Speaker
Description
The destructive re-entry analysis of spacecraft traditionally focuses on satellites not designed to survive atmospheric re-entry at their end of life. However, the increasing development of vehicles intended to withstand controlled atmospheric re-entry, such as the LEO Cargo Return System (LCRS), Space Rider, and the Entry, Descent and Landing Module (EDLM) of the ExoMars Rosalind Franklin Mission (RFM), introduces new challenges for compliance with Space Debris Mitigation requirements. These systems, while engineered to survive nominal controlled re-entry conditions, must also be assessed for destructive re-entry scenarios in contingency cases to compute the total casualty risk, using DRAMA/SARA tool.
Compared with conventional satellites, re-entry vehicles are way more complex to model as their aerodynamic shapes are optimized for atmospheric re-entry, typically including curved aeroshells and protected by Thermal Protection Systems (TPS) composed of multiple specialized materials arranged in layered tiles and attached to structural components of the aeroshell. These characteristics contrast with the simpler geometries and material typically used and available to represent spacecrafts in DRAMA/SARA.

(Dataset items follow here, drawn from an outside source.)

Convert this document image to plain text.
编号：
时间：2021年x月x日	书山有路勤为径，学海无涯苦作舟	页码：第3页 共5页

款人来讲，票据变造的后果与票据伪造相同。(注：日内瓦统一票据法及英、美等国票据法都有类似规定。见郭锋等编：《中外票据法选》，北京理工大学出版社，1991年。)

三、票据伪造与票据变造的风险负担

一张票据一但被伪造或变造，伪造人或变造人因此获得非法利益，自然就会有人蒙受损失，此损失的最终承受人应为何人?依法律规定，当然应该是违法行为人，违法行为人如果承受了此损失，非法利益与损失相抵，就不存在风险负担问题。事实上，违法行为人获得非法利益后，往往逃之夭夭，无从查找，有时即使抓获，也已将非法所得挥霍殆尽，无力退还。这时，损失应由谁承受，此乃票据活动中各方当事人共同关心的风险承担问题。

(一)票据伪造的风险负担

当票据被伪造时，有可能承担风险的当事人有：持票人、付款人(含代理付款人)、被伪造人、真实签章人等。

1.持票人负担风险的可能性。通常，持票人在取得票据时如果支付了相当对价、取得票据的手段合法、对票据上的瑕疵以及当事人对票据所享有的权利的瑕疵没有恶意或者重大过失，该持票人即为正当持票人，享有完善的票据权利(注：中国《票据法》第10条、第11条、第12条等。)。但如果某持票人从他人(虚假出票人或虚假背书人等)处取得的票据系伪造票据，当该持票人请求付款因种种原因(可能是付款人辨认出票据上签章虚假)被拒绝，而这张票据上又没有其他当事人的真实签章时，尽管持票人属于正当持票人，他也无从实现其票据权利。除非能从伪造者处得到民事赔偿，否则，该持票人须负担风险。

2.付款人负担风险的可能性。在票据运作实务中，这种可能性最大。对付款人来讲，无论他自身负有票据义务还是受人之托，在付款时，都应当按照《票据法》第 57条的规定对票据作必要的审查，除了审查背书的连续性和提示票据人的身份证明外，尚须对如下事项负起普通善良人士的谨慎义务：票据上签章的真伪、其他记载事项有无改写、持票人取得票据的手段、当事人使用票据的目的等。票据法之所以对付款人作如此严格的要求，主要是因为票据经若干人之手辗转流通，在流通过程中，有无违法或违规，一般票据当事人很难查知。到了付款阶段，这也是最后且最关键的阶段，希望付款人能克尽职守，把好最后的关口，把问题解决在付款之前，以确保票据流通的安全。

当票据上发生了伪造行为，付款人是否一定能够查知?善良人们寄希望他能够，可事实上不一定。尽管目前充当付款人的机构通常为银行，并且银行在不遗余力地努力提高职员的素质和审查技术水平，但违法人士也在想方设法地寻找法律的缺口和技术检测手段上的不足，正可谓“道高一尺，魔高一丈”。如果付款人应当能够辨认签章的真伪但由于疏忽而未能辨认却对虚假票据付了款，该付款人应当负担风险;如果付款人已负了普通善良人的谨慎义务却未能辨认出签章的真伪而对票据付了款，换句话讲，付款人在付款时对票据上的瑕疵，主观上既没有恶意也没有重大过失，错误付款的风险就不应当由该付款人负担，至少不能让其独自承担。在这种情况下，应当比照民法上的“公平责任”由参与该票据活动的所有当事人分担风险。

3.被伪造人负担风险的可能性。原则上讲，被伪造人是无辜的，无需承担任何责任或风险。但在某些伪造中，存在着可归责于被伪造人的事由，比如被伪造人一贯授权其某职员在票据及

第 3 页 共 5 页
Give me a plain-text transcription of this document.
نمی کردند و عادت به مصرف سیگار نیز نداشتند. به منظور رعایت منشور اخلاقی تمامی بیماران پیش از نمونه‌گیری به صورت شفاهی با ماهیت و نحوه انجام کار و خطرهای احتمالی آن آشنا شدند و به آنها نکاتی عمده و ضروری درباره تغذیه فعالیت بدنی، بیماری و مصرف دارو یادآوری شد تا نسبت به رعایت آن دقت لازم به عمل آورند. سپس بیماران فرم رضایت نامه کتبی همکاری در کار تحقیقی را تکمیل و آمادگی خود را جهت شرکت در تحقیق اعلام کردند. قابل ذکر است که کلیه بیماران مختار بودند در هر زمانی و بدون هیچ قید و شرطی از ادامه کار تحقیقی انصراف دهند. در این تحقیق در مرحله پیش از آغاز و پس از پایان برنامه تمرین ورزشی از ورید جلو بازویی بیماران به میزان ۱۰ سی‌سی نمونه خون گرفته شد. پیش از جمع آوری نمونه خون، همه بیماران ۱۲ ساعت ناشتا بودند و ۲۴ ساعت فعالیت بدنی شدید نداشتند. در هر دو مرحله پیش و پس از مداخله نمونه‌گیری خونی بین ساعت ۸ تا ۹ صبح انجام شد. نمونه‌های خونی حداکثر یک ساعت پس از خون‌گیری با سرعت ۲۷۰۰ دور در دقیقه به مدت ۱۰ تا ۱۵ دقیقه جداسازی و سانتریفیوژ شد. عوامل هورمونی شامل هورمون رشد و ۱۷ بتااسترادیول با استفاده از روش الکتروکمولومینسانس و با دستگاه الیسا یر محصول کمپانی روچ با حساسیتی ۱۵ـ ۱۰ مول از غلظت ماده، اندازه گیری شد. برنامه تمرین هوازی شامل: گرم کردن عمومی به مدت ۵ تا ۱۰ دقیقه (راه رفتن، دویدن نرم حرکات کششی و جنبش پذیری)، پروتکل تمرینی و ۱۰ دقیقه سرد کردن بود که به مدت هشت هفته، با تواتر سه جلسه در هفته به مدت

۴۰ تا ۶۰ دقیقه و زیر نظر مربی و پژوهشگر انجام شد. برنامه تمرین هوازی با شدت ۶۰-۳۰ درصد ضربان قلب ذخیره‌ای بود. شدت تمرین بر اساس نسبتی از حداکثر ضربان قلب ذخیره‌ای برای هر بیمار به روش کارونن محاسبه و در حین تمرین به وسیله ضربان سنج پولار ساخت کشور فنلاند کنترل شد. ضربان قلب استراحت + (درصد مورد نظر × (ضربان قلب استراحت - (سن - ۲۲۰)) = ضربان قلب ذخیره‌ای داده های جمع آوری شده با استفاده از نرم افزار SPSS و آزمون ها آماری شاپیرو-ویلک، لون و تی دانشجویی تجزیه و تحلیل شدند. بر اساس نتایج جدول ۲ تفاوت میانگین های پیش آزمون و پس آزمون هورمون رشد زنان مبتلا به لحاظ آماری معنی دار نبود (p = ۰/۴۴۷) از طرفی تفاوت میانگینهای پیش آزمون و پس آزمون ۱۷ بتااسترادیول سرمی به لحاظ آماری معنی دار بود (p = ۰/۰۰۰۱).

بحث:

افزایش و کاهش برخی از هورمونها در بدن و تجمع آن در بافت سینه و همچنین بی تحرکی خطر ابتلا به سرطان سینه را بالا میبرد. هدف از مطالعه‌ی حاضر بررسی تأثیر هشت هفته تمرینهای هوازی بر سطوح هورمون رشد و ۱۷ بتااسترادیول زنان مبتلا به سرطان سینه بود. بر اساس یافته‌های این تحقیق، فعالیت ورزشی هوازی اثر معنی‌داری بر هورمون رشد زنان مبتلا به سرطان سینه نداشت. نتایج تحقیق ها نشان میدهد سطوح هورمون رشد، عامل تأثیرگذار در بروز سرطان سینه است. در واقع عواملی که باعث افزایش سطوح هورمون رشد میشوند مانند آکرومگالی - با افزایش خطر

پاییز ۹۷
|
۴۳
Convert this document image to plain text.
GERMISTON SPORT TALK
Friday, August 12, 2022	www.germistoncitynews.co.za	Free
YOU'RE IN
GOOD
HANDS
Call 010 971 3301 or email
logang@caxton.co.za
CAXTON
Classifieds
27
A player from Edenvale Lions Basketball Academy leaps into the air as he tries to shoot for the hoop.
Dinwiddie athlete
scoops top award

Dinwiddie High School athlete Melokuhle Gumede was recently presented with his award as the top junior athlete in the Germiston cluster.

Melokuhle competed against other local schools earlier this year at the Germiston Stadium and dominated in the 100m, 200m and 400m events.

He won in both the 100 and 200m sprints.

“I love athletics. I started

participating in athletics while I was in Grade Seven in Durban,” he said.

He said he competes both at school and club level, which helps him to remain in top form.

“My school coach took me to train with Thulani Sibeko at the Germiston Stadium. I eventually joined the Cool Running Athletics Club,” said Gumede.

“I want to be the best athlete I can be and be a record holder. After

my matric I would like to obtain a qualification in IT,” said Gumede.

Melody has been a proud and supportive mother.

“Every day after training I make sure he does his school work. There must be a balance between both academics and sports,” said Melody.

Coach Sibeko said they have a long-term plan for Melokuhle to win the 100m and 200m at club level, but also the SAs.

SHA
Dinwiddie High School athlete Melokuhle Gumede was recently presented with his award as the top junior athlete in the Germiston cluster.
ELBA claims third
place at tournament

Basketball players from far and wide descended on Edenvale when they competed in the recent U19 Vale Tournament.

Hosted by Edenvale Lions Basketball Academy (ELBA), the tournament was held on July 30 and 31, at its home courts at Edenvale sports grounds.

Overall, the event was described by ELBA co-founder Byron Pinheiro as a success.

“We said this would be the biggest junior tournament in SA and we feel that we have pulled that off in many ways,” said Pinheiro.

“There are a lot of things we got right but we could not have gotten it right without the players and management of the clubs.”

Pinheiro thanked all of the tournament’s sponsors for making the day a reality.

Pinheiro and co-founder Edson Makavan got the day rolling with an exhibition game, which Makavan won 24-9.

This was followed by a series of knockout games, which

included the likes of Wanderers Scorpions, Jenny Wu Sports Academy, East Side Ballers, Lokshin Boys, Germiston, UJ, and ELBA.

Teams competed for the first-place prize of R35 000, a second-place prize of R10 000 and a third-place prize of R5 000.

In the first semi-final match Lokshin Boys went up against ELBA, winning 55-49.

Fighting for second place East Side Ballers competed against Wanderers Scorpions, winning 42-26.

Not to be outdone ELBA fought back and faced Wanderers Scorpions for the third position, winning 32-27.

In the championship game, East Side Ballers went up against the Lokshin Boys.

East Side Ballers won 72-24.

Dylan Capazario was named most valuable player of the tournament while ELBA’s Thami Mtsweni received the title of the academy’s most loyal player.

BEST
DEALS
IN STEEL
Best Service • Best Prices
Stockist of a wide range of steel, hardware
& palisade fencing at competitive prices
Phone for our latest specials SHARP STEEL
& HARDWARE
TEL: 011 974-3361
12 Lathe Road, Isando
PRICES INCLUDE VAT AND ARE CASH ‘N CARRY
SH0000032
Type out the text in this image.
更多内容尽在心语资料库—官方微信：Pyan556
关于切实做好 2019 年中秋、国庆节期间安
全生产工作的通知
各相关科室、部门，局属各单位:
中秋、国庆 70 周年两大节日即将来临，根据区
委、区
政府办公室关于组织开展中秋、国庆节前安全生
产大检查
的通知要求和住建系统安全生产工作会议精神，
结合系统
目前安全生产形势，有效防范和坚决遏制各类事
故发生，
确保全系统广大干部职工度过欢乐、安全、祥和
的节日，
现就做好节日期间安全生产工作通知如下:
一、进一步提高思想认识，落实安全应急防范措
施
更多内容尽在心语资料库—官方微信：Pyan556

Two major modelling challenges arise in this context. First, the geometric representation of such complex spacecraft must be achieved within the constraints of DRAMA/SARA, which only allows a limited set of primitive shapes (boxes, cylinders, rings, spheres, and cones). Accurately reproducing the aerodynamic and ballistic properties of capsule-like vehicles therefore requires careful decomposition of the spacecraft into simplified geometrical elements (e.g. through panelisation) while maintaining representative physical behavior. Second, the modelling of TPS materials and their attachment to the Aeroshell and the inner parts of the spacecraft presents additional difficulties as TPS tiles are made of advanced composite or ablative materials with thermal and mechanical properties that differ significantly from conventional spacecraft materials.
To address these challenges, the TAS-I Space Debris team developed innovative modelling approaches to adapt DRAMA/SARA analyses to these complex systems and push the limits of the tool. The proposed methods aim to construct representative spacecraft models that preserve key aerodynamic characteristics and ballistic properties while remaining compatible with the tool’s geometric constraints. Particular attention is given to the modelling of TPS to ensure realistic predictions of fragmentation and demise behavior. In some cases, trade-offs are required between geometric fidelity and other parameters, depending on the project and its specificities; however, the resulting models enable reliable assessments of ground casualty risk and re-entry survivability.
This presentation will describe the progressive methodology developed by TAS-I team when first modelling these re-entry vehicles using DRAMA/SARA. It will outline the main challenges encountered while studying the re-entry of these specific vehicles, the modelling rules adopted to ensure consistency with the software framework, and the practical solutions implemented to improve the representativeness of the analyses. Case studies from LCRS, Space Rider, and ExoMars EDLM destructive re-entry assessments will illustrate the approach for different context. Finally, key lessons learned will be presented as well as recommendations for efficiently modelling complex re-entry vehicles within DRAMA/SARA. These insights aim to support future industrial and institutional studies requiring accurate destructive re-entry analyses for next-generation return vehicles and planetary entry systems.